Beecher native and Crete-Monee graduate Lucas Spence celebrates a home run for Double-A Corpus Christi. Photo by Natalie Kotz/Corpus Christi Hooks

Lucas Spence made a career decision before his freshman year in high school.

He could have been a two-sport athlete for Crete-Monee in football and baseball. He is now 6-foot-1 and 195 pounds but back then, he said he was “undersized” to play football.

So he made a big decision.

“Getting knocked around your freshman year didn’t sound like a good deal for me,” Spence told the Vedette.

So, it was goodbye football and hello to concentrating solely on baseball. That proved to be a good deal for him.

After signing an undrafted free-agent contract with the Houston Astros organization in 2024, Spence is rising in the ranks this year.

He started in Low Class-A ball at Fayetteville, was promoted to High-A Asheville and on Aug. 5 made the jump to Double-A Corpus Christi.

Spence was named the organization’s Future Player of the Week when he hit .333 with two doubles and two homers in the six-game stretch for the Hooks. Through Aug. 15, the left-handed outfielder was hitting .256 with nine homers, 48 RBI and 22 stolen bases across all levels. 

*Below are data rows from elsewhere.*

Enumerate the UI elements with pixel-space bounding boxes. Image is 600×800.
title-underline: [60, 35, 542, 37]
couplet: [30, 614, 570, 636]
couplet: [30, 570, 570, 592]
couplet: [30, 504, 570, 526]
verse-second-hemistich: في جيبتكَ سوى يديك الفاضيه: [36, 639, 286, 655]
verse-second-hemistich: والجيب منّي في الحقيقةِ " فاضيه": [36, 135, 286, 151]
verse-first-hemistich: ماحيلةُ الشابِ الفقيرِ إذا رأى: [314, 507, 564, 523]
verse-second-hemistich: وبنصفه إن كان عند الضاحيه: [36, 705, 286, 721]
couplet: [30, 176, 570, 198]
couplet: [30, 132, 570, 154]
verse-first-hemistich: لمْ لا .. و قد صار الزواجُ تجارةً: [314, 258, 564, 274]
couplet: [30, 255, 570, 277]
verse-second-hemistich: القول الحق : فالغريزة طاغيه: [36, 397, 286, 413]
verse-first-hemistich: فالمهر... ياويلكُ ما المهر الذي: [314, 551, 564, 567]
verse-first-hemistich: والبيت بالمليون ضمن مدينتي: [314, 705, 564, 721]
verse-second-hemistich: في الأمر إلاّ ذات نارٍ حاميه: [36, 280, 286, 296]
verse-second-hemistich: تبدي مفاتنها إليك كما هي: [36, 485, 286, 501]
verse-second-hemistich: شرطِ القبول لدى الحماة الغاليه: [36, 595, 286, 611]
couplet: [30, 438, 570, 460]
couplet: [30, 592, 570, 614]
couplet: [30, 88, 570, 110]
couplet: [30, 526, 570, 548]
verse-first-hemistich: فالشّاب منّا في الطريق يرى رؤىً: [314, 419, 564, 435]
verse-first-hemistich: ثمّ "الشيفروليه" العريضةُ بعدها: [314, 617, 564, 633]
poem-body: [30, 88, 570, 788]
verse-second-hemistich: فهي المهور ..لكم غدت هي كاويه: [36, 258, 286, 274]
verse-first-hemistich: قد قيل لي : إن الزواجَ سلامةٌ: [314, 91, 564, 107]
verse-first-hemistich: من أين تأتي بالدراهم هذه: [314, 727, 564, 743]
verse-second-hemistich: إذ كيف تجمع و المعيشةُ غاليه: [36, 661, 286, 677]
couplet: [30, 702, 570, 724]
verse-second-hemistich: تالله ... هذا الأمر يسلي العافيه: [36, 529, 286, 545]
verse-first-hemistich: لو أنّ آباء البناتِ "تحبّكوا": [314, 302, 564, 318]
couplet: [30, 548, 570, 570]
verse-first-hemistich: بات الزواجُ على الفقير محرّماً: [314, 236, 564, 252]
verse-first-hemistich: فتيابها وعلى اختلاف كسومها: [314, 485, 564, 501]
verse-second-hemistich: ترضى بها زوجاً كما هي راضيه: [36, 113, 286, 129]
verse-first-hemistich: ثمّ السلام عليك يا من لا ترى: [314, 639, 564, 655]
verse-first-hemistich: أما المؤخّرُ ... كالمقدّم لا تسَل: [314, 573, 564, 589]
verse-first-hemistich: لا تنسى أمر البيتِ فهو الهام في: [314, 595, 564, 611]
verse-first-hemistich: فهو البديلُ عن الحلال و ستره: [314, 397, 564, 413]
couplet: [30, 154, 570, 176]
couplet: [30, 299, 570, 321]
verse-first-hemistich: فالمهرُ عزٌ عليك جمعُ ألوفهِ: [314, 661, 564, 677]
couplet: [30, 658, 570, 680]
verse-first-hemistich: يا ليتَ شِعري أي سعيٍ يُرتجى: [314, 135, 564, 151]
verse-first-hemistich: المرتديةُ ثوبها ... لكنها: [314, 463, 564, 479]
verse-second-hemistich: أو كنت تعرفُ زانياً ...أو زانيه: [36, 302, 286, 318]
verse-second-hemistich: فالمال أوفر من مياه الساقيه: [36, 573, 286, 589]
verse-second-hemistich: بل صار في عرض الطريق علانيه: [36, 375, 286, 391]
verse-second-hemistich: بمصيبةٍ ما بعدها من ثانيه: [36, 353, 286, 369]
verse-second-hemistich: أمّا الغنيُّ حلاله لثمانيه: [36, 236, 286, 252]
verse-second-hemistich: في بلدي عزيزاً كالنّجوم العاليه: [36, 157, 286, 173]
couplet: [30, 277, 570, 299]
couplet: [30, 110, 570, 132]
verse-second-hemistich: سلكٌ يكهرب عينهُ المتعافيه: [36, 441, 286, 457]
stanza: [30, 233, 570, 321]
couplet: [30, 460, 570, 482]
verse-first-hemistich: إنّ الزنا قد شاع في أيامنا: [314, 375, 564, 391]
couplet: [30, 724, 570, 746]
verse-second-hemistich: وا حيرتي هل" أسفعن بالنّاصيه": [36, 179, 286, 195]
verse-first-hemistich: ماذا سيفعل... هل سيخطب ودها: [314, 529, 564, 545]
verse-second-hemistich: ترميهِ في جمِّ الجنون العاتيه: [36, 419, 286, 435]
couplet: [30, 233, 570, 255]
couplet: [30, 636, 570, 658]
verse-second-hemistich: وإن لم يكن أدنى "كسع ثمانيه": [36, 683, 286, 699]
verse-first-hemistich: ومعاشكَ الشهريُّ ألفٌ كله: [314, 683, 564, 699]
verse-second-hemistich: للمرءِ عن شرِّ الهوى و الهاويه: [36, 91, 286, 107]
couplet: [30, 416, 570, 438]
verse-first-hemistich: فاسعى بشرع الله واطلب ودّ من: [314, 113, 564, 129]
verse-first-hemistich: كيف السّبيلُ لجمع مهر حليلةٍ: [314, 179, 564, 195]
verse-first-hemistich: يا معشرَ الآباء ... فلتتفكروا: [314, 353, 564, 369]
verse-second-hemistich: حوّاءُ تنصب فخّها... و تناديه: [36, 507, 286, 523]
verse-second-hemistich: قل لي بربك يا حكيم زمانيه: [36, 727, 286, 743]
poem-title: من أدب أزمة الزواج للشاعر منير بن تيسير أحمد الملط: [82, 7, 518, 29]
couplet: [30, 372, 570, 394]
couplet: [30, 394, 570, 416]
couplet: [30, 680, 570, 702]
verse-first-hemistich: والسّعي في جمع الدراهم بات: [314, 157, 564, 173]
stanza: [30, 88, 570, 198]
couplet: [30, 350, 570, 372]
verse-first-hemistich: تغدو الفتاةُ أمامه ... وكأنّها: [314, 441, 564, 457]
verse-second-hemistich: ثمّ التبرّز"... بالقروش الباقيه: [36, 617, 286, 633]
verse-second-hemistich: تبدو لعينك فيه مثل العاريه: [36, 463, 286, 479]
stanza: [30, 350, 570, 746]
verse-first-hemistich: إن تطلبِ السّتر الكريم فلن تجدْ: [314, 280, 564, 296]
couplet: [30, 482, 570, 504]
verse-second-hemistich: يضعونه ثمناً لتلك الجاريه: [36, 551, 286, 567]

Spence, who grew up in unincorporated Crete and had a Beecher address, said he has been working hard for this since leaving SIU Edwardsville last year. 

“I always thought that if I put the time in, the results will come,” Spence said. “Fortunately, this year has gone well for me.

“But, of course, coming out of a small town like Beecher, you don’t expect it. Growing up, you tell everyone you want to play professional baseball. But you have to take it one year at a time after college. It’s a good feeling, for sure.”

Crete-Monee baseball coach Brad Meyer, who was an assistant under Matt Mueller when Spence played for the Warriors, said he is not surprised by Spence’s rise in pro ball.

“To be honest with you, I expected it,” Meyer told the Vedette. “He was the one kid who I saw and said, ‘That kid’s got it.’ It didn’t matter where you pitched the ball, Lucas Spence was going with that pitch. He could hit the ball in the left-center gap and run for days.”

Meyer said Spence’s swing was always something special.

“I could watch Lucas play all day long,” Meyer said. “I love his swing and how hard he plays the game. He was also one of our better pitchers, too. I’m grateful to be able to coach him.”

Aside from working hard on his game, Spence said he is not doing much different.

“I’m sticking to who I am as a hitter,” he said. “I’m not trying to do too much. I’m not doing too much for power — I’m more of an average guy and sticking to that and understanding what my role is on the team. This is what I’ve done through most of my career.”

The jump to Double-A has worked for him so far.

“They say it’s one of the biggest adjustments you can  make,” Spence said of going from Class A to Double-A. “The competition is tough but nothing the team hasn’t prepared me for. They have all of these metrics to help you get prepared for it.”